I was very past it and edgy the day I moved in, since I had pressing issues like not having sheets to sleep in, a kettle to boil drinking water or a mop to start cleaning with. Also, I didn't yet know if Kyoko was actually going to move in, and was generally disoriented and a bit lonely at having moved from la-la land into the real world. But Edge of the World was indispensable, he stayed while I arranged things with the landlady, and then waited around while a lip-fluffed youth with finger-gloves installed broadband.

The landlady is called Whoosh! Bright-and-Clear Wang, Elder Sister Wang to me. She's 43 and pretty with a long face and big watery eyes. She works in the city centre. Her name kind of loses something in translation... it's from a verse by Chairman Mao, and basically means "valiant". She used to live in this flat, but now I gather she lives somewhere smaller and cheaper and rents this out to help put her daughter through fine art at high school. I've met her daughter, she's sweet.

Ever Basic always praised Sister Wang to me, and sure enough she's very good about seeing to problems straight away and getting things done.

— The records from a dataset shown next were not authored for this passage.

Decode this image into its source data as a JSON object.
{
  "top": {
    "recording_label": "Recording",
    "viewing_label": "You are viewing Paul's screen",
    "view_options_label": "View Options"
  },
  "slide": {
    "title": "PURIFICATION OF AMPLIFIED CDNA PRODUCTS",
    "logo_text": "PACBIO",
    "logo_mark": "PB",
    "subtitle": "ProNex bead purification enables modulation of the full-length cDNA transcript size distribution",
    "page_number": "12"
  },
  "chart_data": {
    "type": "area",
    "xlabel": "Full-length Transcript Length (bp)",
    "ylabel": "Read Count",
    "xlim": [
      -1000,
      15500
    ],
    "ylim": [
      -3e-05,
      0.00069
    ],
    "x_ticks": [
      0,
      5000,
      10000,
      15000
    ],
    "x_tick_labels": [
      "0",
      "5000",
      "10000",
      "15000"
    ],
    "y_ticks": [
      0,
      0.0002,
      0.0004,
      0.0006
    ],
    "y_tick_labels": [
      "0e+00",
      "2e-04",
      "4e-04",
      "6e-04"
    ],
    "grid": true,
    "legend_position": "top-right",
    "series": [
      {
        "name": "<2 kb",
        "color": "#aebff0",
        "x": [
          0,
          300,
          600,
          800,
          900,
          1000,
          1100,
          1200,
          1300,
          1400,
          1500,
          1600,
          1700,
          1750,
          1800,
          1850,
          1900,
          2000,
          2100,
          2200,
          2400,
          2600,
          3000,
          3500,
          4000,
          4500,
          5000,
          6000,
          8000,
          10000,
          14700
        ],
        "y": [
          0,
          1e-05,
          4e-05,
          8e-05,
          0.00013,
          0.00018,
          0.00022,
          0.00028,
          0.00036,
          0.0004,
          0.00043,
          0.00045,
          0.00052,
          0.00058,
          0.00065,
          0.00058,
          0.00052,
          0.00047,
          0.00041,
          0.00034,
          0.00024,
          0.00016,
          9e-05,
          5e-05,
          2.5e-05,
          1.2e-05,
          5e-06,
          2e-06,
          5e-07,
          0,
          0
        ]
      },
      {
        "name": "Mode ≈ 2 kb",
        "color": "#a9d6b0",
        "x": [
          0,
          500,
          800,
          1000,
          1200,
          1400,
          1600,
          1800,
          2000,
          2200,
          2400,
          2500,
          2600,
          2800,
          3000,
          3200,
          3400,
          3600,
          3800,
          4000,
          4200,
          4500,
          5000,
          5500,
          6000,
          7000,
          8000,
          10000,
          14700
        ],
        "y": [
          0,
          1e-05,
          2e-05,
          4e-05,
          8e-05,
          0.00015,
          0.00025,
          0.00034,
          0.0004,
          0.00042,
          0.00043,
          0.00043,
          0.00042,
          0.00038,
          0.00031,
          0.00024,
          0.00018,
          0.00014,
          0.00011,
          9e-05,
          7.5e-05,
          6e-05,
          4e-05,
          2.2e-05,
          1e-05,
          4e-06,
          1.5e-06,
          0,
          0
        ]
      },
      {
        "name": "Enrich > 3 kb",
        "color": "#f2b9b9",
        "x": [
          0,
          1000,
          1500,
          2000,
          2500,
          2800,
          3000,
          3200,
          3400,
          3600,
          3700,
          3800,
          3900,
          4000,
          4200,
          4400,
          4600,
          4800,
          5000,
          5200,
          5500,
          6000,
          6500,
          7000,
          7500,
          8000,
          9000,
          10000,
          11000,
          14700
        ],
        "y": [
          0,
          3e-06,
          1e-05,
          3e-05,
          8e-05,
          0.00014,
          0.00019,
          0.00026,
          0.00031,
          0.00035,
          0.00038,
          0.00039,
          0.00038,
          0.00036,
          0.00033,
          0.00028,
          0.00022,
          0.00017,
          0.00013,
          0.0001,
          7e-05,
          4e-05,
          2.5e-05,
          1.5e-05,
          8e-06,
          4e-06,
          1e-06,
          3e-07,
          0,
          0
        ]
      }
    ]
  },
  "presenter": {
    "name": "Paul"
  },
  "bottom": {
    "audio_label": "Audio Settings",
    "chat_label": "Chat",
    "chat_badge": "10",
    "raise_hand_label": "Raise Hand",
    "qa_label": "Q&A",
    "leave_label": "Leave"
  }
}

There's no real reason for her to be so conscientious, I think she's just a nice woman. On Sunday I rang her with a list of small problems I'd come across in the flat, and she came over straight away to help, which wasn't necessary. Kyoko had just moved in and began quite tenaciously lobbying for the landlady to buy us a microwave - I'm not sure that's fair considering Sister Wang already pays the heating bill, the flat's generally in fair condition and Sister Wang doesn't have a microwave herself. I think she kind of overdid it. I went to Sister Wang's city workplace yesterday to pick up a telephone and some curtains, and she was all sisterly friendliness. She likes me. She said, if you're paying the phone bill, what if that Japanese person wants to use the phone too? I laughed and said we'll sort that out ourselves, don't worry about her. Sister Wang said, I don't like her. I laughed and said, I know. Of course it seems rum to a Chinese landlady for rich young foreigners to be badgering her for extras. Kyoko's fine, though. I made it known at school that I was looking for a Japanese or Korean flatmate, and she was the first one who took it up. She seems sensible and friendly. Sister Wang doesn't have to like her. We can make a "good cop, bad cop" team.

Today I also met Sister Wang's younger brother, who went with me to the police station to register my new address. To the woman at the desk in a little back room with the sun streaming in from the south, "Elder Sister, hello, trouble you to handle this for us, this foreigner needs to register again, we need one of those booklets for registering foreigners." "Not a bother. What country?" "New Zea - " "Ireland." "Ah dui, Ireland. This room you've got's all right, Elder Sister." "Ah yeah, it's not too bad. Got an electric heater." Me: "Must be cold some days. Today's fairly warm anyway, though." "That's right. Hey, you speak pretty good Chinese. That's twenty kuai, and just go in the main door to register. Look for Wang, or the female officer." "Okay, thanks." "Give her twenty kuai." "Okay." "Bye now, walk slowly." "Thanks, thanks, bye."